La crisi economica che attanaglia la vecchia Europa dal 2007 non ha precedenti se non viene paragonata alla Grande Crisi del 1929. In Italia è così profonda la crisi che sono due imprenditori operanti nel settore dei tendaggi, padre e figlio, hanno avuto un'idea geniale: sotto la minaccia di licenziamento, estorcevano a quattro operai, dipendenti a tempo determinato dello loro azienda, circa metà dello stipendio pattuito.

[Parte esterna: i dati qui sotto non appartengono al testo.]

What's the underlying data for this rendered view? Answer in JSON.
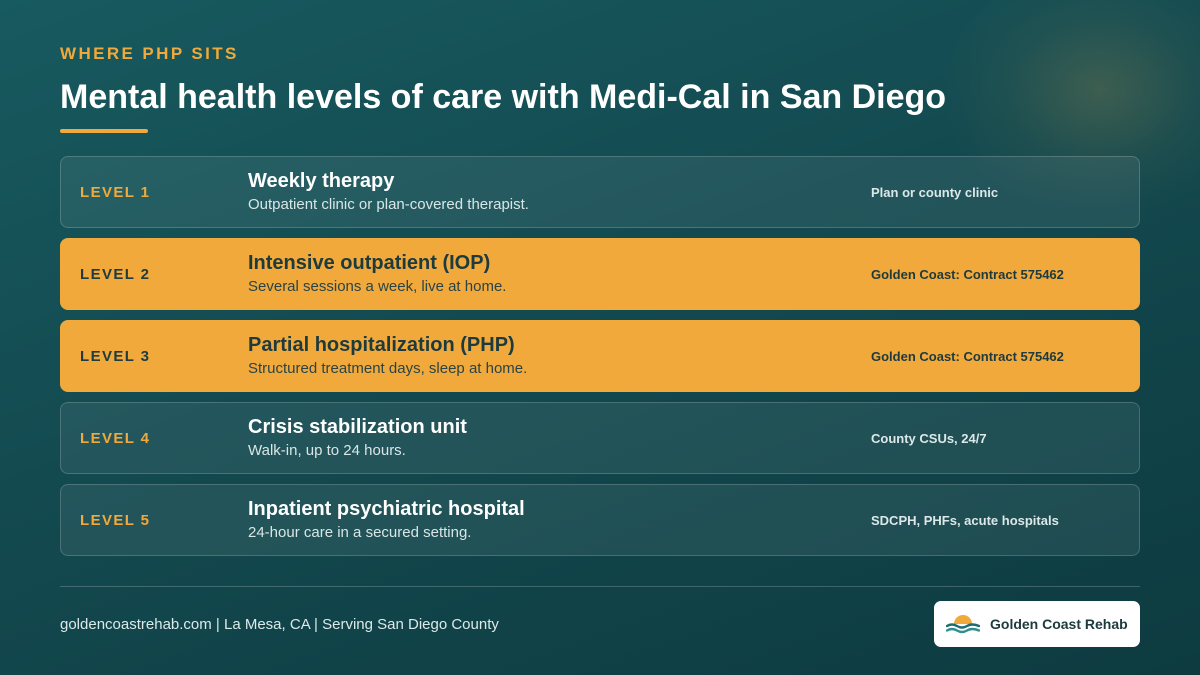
{
  "eyebrow": "WHERE PHP SITS",
  "title": "Mental health levels of care with Medi-Cal in San Diego",
  "levels": [
    {
      "level": "LEVEL 1",
      "name": "Weekly therapy",
      "desc": "Outpatient clinic or plan-covered therapist.",
      "where": "Plan or county clinic",
      "highlight": false
    },
    {
      "level": "LEVEL 2",
      "name": "Intensive outpatient (IOP)",
      "desc": "Several sessions a week, live at home.",
      "where": "Golden Coast: Contract 575462",
      "highlight": true
    },
    {
      "level": "LEVEL 3",
      "name": "Partial hospitalization (PHP)",
      "desc": "Structured treatment days, sleep at home.",
      "where": "Golden Coast: Contract 575462",
      "highlight": true
    },
    {
      "level": "LEVEL 4",
      "name": "Crisis stabilization unit",
      "desc": "Walk-in, up to 24 hours.",
      "where": "County CSUs, 24/7",
      "highlight": false
    },
    {
      "level": "LEVEL 5",
      "name": "Inpatient psychiatric hospital",
      "desc": "24-hour care in a secured setting.",
      "where": "SDCPH, PHFs, acute hospitals",
      "highlight": false
    }
  ],
  "footer": {
    "text": "goldencoastrehab.com | La Mesa, CA | Serving San Diego County",
    "brand_name": "Golden Coast Rehab",
    "logo_icon": "sunset-waves-logo-icon"
  },
  "colors": {
    "accent": "#f0a93a",
    "background": "#134a50",
    "highlight_row": "#f1a93b"
  }
}
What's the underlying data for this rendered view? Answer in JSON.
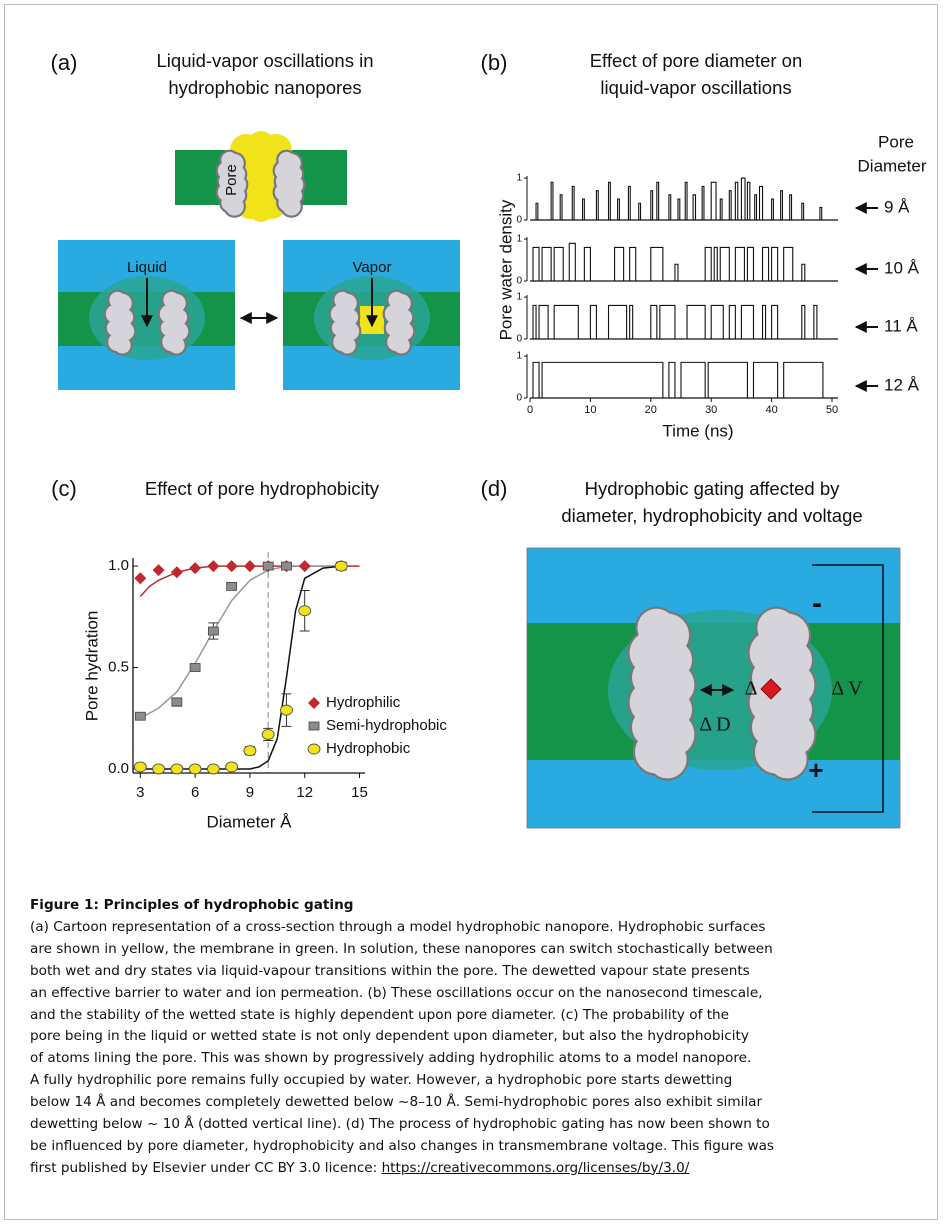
{
  "panel_a": {
    "label": "(a)",
    "title": [
      "Liquid-vapor oscillations in",
      "hydrophobic nanopores"
    ],
    "pore_label": "Pore",
    "liquid_label": "Liquid",
    "vapor_label": "Vapor"
  },
  "chart_data": [
    {
      "type": "trace",
      "panel_label": "(b)",
      "title": [
        "Effect of pore diameter on",
        "liquid-vapor oscillations"
      ],
      "legend_title": [
        "Pore",
        "Diameter"
      ],
      "xlabel": "Time (ns)",
      "ylabel": "Pore water density",
      "xlim": [
        0,
        51
      ],
      "xticks": [
        0,
        10,
        20,
        30,
        40,
        50
      ],
      "ylim": [
        0,
        1.05
      ],
      "yticks": [
        0,
        1
      ],
      "series": [
        {
          "name": "9 Å",
          "color": "#111111",
          "wet_intervals": [
            [
              1,
              1.3,
              0.4
            ],
            [
              3.5,
              3.8,
              0.9
            ],
            [
              5,
              5.3,
              0.6
            ],
            [
              7,
              7.3,
              0.8
            ],
            [
              8.7,
              9,
              0.5
            ],
            [
              11,
              11.3,
              0.7
            ],
            [
              13,
              13.3,
              0.9
            ],
            [
              14.5,
              14.8,
              0.5
            ],
            [
              16.3,
              16.6,
              0.8
            ],
            [
              18,
              18.3,
              0.4
            ],
            [
              20,
              20.3,
              0.7
            ],
            [
              21,
              21.3,
              0.9
            ],
            [
              23,
              23.3,
              0.6
            ],
            [
              24.5,
              24.8,
              0.5
            ],
            [
              25.7,
              26,
              0.9
            ],
            [
              27,
              27.4,
              0.6
            ],
            [
              28.5,
              28.8,
              0.8
            ],
            [
              30,
              30.8,
              0.9
            ],
            [
              31.5,
              31.8,
              0.5
            ],
            [
              33,
              33.3,
              0.7
            ],
            [
              34,
              34.4,
              0.9
            ],
            [
              35,
              35.6,
              1
            ],
            [
              36,
              36.4,
              0.9
            ],
            [
              37.2,
              37.5,
              0.6
            ],
            [
              38,
              38.5,
              0.8
            ],
            [
              40,
              40.3,
              0.5
            ],
            [
              41.5,
              41.8,
              0.7
            ],
            [
              43,
              43.3,
              0.6
            ],
            [
              45,
              45.3,
              0.4
            ],
            [
              48,
              48.3,
              0.3
            ]
          ]
        },
        {
          "name": "10 Å",
          "color": "#111111",
          "wet_intervals": [
            [
              0.5,
              1.5,
              0.8
            ],
            [
              2,
              3.5,
              0.8
            ],
            [
              4,
              5.5,
              0.8
            ],
            [
              6.5,
              7.5,
              0.9
            ],
            [
              9,
              10,
              0.8
            ],
            [
              14,
              15.5,
              0.8
            ],
            [
              16.5,
              17.5,
              0.8
            ],
            [
              20,
              22,
              0.8
            ],
            [
              24,
              24.5,
              0.4
            ],
            [
              29,
              30,
              0.8
            ],
            [
              30.5,
              31,
              0.8
            ],
            [
              31.5,
              33,
              0.8
            ],
            [
              34,
              35.5,
              0.8
            ],
            [
              36,
              37,
              0.8
            ],
            [
              38.5,
              39.5,
              0.8
            ],
            [
              40,
              41,
              0.8
            ],
            [
              42,
              43.5,
              0.8
            ],
            [
              45,
              45.5,
              0.4
            ]
          ]
        },
        {
          "name": "11 Å",
          "color": "#111111",
          "wet_intervals": [
            [
              0.5,
              1,
              0.8
            ],
            [
              1.5,
              3,
              0.8
            ],
            [
              4,
              8,
              0.8
            ],
            [
              10,
              11,
              0.8
            ],
            [
              13,
              16,
              0.8
            ],
            [
              16.5,
              17,
              0.8
            ],
            [
              20,
              21,
              0.8
            ],
            [
              21.5,
              24,
              0.8
            ],
            [
              26,
              29,
              0.8
            ],
            [
              30,
              32,
              0.8
            ],
            [
              33,
              34,
              0.8
            ],
            [
              35,
              37,
              0.8
            ],
            [
              38.5,
              39,
              0.8
            ],
            [
              40,
              41,
              0.8
            ],
            [
              45,
              45.5,
              0.8
            ],
            [
              47,
              47.5,
              0.8
            ]
          ]
        },
        {
          "name": "12 Å",
          "color": "#111111",
          "wet_intervals": [
            [
              0.5,
              1.5,
              0.85
            ],
            [
              2,
              22,
              0.85
            ],
            [
              23,
              24,
              0.85
            ],
            [
              25,
              29,
              0.85
            ],
            [
              29.5,
              36,
              0.85
            ],
            [
              37,
              41,
              0.85
            ],
            [
              42,
              48.5,
              0.85
            ]
          ]
        }
      ]
    },
    {
      "type": "scatter",
      "panel_label": "(c)",
      "title": "Effect of pore hydrophobicity",
      "xlabel": "Diameter Å",
      "ylabel": "Pore hydration",
      "xlim": [
        2.6,
        15.3
      ],
      "xticks": [
        3,
        6,
        9,
        12,
        15
      ],
      "ylim": [
        -0.02,
        1.04
      ],
      "yticks": [
        {
          "value": 0,
          "label": "0.0"
        },
        {
          "value": 0.5,
          "label": "0.5"
        },
        {
          "value": 1,
          "label": "1.0"
        }
      ],
      "vline": 10,
      "series": [
        {
          "name": "Hydrophilic",
          "color": "#c1272d",
          "marker": "diamond",
          "x": [
            3,
            4,
            5,
            6,
            7,
            8,
            9,
            10,
            11,
            12,
            14
          ],
          "values": [
            0.94,
            0.98,
            0.97,
            0.99,
            1,
            1,
            1,
            1,
            1,
            1,
            1
          ]
        },
        {
          "name": "Semi-hydrophobic",
          "color": "#8c8c8c",
          "marker": "square",
          "x": [
            3,
            5,
            6,
            7,
            8,
            10,
            11,
            14
          ],
          "values": [
            0.26,
            0.33,
            0.5,
            0.68,
            0.9,
            1,
            1,
            1
          ],
          "errors": [
            0.01,
            0.02,
            0.01,
            0.04,
            0.01,
            0.01,
            0.01,
            0.01
          ]
        },
        {
          "name": "Hydrophobic",
          "color": "#f2e21a",
          "marker": "circle",
          "x": [
            3,
            4,
            5,
            6,
            7,
            8,
            9,
            10,
            11,
            12,
            14
          ],
          "values": [
            0.01,
            0,
            0,
            0,
            0,
            0.01,
            0.09,
            0.17,
            0.29,
            0.78,
            1
          ],
          "errors": [
            0.01,
            0,
            0,
            0,
            0,
            0.01,
            0.02,
            0.03,
            0.08,
            0.1,
            0.01
          ]
        }
      ],
      "fits": [
        {
          "color": "#c1272d",
          "x": [
            3,
            3.5,
            4,
            5,
            6,
            7,
            8,
            10,
            12,
            14,
            15
          ],
          "values": [
            0.85,
            0.9,
            0.93,
            0.97,
            0.99,
            1,
            1,
            1,
            1,
            1,
            1
          ]
        },
        {
          "color": "#9a9a9a",
          "x": [
            3,
            4,
            5,
            6,
            7,
            8,
            9,
            10,
            11,
            12,
            14
          ],
          "values": [
            0.25,
            0.3,
            0.38,
            0.52,
            0.68,
            0.83,
            0.93,
            0.98,
            1,
            1,
            1
          ]
        },
        {
          "color": "#111111",
          "x": [
            3,
            8,
            9,
            9.5,
            10,
            10.5,
            11,
            11.5,
            12,
            13,
            14
          ],
          "values": [
            0,
            0,
            0,
            0.01,
            0.04,
            0.15,
            0.45,
            0.78,
            0.94,
            0.99,
            1
          ]
        }
      ]
    }
  ],
  "panel_d": {
    "label": "(d)",
    "title": [
      "Hydrophobic gating affected by",
      "diameter, hydrophobicity and voltage"
    ],
    "delta_d": "Δ D",
    "delta_h": "Δ",
    "delta_v": "Δ V",
    "minus": "-",
    "plus": "+"
  },
  "caption": {
    "title": "Figure 1: Principles of hydrophobic gating",
    "lines": [
      "(a) Cartoon representation of a cross-section through a model hydrophobic nanopore. Hydrophobic surfaces",
      "are shown in yellow, the membrane in green. In solution, these nanopores can switch stochastically between",
      "both wet and dry states via liquid-vapour transitions within the pore. The dewetted vapour state presents",
      "an effective barrier to water and ion permeation. (b) These oscillations occur on the nanosecond timescale,",
      "and the stability of the wetted state is highly dependent upon pore diameter. (c) The probability of the",
      "pore being in the liquid or wetted state is not only dependent upon diameter, but also the hydrophobicity",
      "of atoms lining the pore. This was shown by progressively adding hydrophilic atoms to a model nanopore.",
      "A fully hydrophilic pore remains fully occupied by water. However, a hydrophobic pore starts dewetting",
      "below 14 Å and becomes completely dewetted below ~8–10 Å. Semi-hydrophobic pores also exhibit similar",
      "dewetting below ~ 10 Å (dotted vertical line). (d) The process of hydrophobic gating has now been shown to",
      "be influenced by pore diameter, hydrophobicity and also changes in transmembrane voltage. This figure was",
      "first published by Elsevier under CC BY 3.0 licence: "
    ],
    "link": "https://creativecommons.org/licenses/by/3.0/"
  }
}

Ecco quindi la svolta per uscire dalla crisi: taglieggiare i propri dipendenti, altro che investire in innovazione tecnologica o altre idee simili. Purtroppo il piano dei due incensurati baresi, di 73 e 41 anni, è stato scoperto dai carabinieri della Compagnia di Bari Centro, e sono stati arrestati con l'accusa di estorsione in concorso e posti agli arresti domiciliari.
Le indagini svolte dai
militari del Nucleo Operativo hanno consentito di documentare come quattro
operai, al momento del colloquio di assunzione – che avvenivano in presenza del ragioniere della società, denunciato anch'egli per lo stesso reato – e, una volta assunti
a tempo determinato, sotto la minaccia del possibile licenziamento, erano costretti ad
accettare un salario non superiore a 550 euro mensili, anziché 900-1000 euro. In caso di rifiuto degli operai, i due geni e il loro ragioniere passavano alle vie di fatto rimpiazzando i recalcitranti con altre persone
disponibili ad accettare tali condizioni.